Name one ethical statement made, or one ethical action performed, by a believer that could not have been uttered or done by a nonbeliever.
Basically, it’s a rhetorical question. Everything religious people can do, non-religious people can do. So your religion doesn’t make you any more moral than the rest of us.
Christian blogger Amy Hall doesn’t think the question is fair, though, and she offers this response to the challenge:
As it happens, there is an answer to Hitchens’s question — one that seemed obvious to me immediately — and it illustrates perfectly the problem with the challenge. The highest moral good a person can do is to worship the living, true, sovereign God — to love Him with all one’s heart, soul, mind, and strength. Not only will no atheist ever do this, no atheist can do this. But of course, since they do not recognize worship as a real, valid moral good, no atheist would accept this response to Hitchens’s challenge. They necessarily reject it precisely because it correctly answers the challenge; because it succeeds, it fails. Any correct answer that exists will necessarily fail…
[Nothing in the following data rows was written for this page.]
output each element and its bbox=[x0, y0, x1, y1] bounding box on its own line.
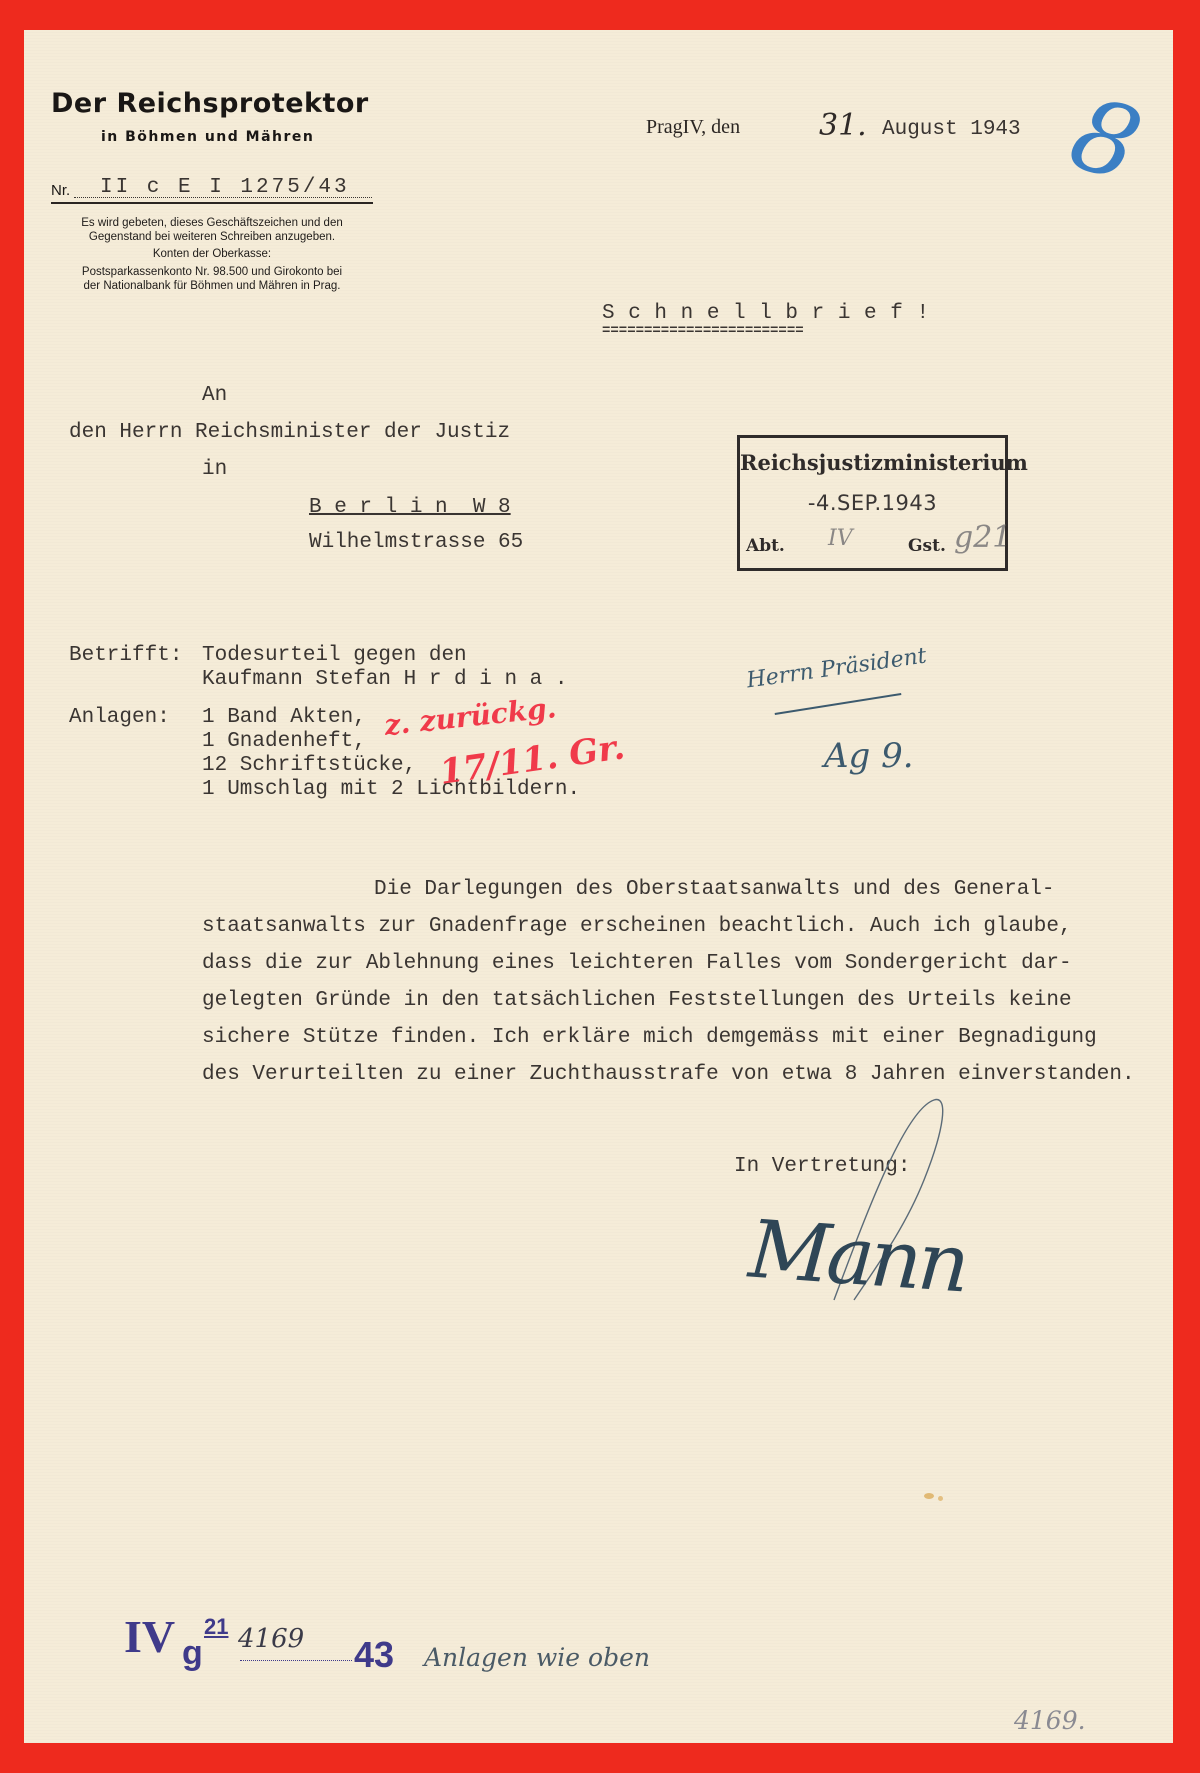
margin-note-initials: Ag 9. bbox=[824, 736, 914, 776]
enclosure-item: 12 Schriftstücke, bbox=[202, 754, 416, 777]
pencil-number: 4169. bbox=[1014, 1706, 1086, 1735]
paper-stain bbox=[938, 1496, 943, 1501]
body-line: gelegten Gründe in den tatsächlichen Fes… bbox=[202, 989, 1072, 1012]
body-line: staatsanwalts zur Gnadenfrage erscheinen… bbox=[202, 915, 1072, 938]
enclosures-label: Anlagen: bbox=[69, 706, 170, 729]
dateline-place: PragIV, den bbox=[646, 116, 740, 139]
enclosure-item: 1 Band Akten, bbox=[202, 706, 366, 729]
subject-line-1: Todesurteil gegen den bbox=[202, 644, 467, 667]
reference-number-value: II c E I 1275/43 bbox=[100, 176, 350, 199]
file-stamp-dotted-line bbox=[240, 1660, 352, 1661]
recipient-city: B e r l i n W 8 bbox=[309, 496, 511, 519]
recipient-street: Wilhelmstrasse 65 bbox=[309, 531, 523, 554]
corner-blue-mark: 8 bbox=[1060, 83, 1151, 198]
stamp-gst-label: Gst. bbox=[908, 536, 946, 556]
file-stamp-g: g bbox=[182, 1634, 203, 1673]
file-stamp-note: Anlagen wie oben bbox=[424, 1643, 650, 1672]
reference-number-label: Nr. bbox=[51, 182, 70, 199]
file-stamp-number: 4169 bbox=[238, 1624, 304, 1654]
document-page: Der Reichsprotektor in Böhmen und Mähren… bbox=[24, 30, 1173, 1743]
file-stamp-year: 43 bbox=[354, 1634, 394, 1676]
margin-note-text: Herrn Präsident bbox=[745, 644, 928, 694]
letterhead-accounts-2: der Nationalbank für Böhmen und Mähren i… bbox=[51, 279, 373, 293]
body-line: dass die zur Ablehnung eines leichteren … bbox=[202, 952, 1072, 975]
paper-stain bbox=[924, 1493, 934, 1499]
recipient-in: in bbox=[202, 458, 227, 481]
dateline-month-year: August 1943 bbox=[882, 118, 1021, 141]
letterhead-notice-1: Es wird gebeten, dieses Geschäftszeichen… bbox=[51, 216, 373, 230]
enclosure-item: 1 Gnadenheft, bbox=[202, 730, 366, 753]
dateline-day-handwritten: 31. bbox=[819, 108, 867, 143]
file-stamp-prefix: IV bbox=[124, 1610, 175, 1663]
urgency-underline: ======================== bbox=[602, 323, 804, 339]
recipient-name: den Herrn Reichsminister der Justiz bbox=[69, 421, 510, 444]
subject-line-2: Kaufmann Stefan H r d i n a . bbox=[202, 668, 567, 691]
red-annotation-1: z. zurückg. bbox=[383, 691, 558, 742]
file-stamp-sup: 21 bbox=[204, 1614, 228, 1640]
stamp-abt-value: IV bbox=[828, 526, 853, 551]
body-line: Die Darlegungen des Oberstaatsanwalts un… bbox=[374, 878, 1055, 901]
stamp-date: -4.SEP.1943 bbox=[740, 491, 1005, 515]
stamp-gst-value: g21 bbox=[954, 520, 1011, 555]
urgency-label: S c h n e l l b r i e f ! bbox=[602, 302, 930, 325]
letterhead-notice-2: Gegenstand bei weiteren Schreiben anzuge… bbox=[51, 230, 373, 244]
letterhead-accounts-1: Postsparkassenkonto Nr. 98.500 und Girok… bbox=[51, 265, 373, 279]
margin-note-underline bbox=[775, 693, 902, 715]
letterhead-subtitle: in Böhmen und Mähren bbox=[101, 129, 314, 145]
stamp-ministry-title: Reichsjustizministerium bbox=[740, 450, 1005, 475]
letterhead-accounts-heading: Konten der Oberkasse: bbox=[51, 247, 373, 261]
body-line: sichere Stütze finden. Ich erkläre mich … bbox=[202, 1026, 1097, 1049]
subject-label: Betrifft: bbox=[69, 644, 182, 667]
letterhead-rule bbox=[51, 202, 373, 204]
stamp-abt-label: Abt. bbox=[746, 536, 785, 556]
received-stamp: Reichsjustizministerium -4.SEP.1943 Abt.… bbox=[737, 435, 1008, 571]
letterhead-title: Der Reichsprotektor bbox=[51, 88, 369, 119]
recipient-an: An bbox=[202, 384, 227, 407]
signature: Mann bbox=[746, 1203, 969, 1311]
Of course, we can argue over whether worshiping God is a “moral” act. I don’t think it’s immoral, either, but doesn’t make a damn bit of difference? No.
Atheist Daniel Florien says something similar:
Atheists would not reject [Amy’s claim] because it “correctly answers the challenge” — they would reject it because the answer is built on unproven presuppositions — for instance, that there is a god, that this god is good and just and sovereign, that this god wants to be worshiped, and that to worship him is a moral action.
If she can prove the answer’s presuppositions, then I would agree Hitchens’s challenge has been answered. But until then, it remains.
What do you think: Is Hitchens’ question a fair one? Is Amy’s concern legitimate?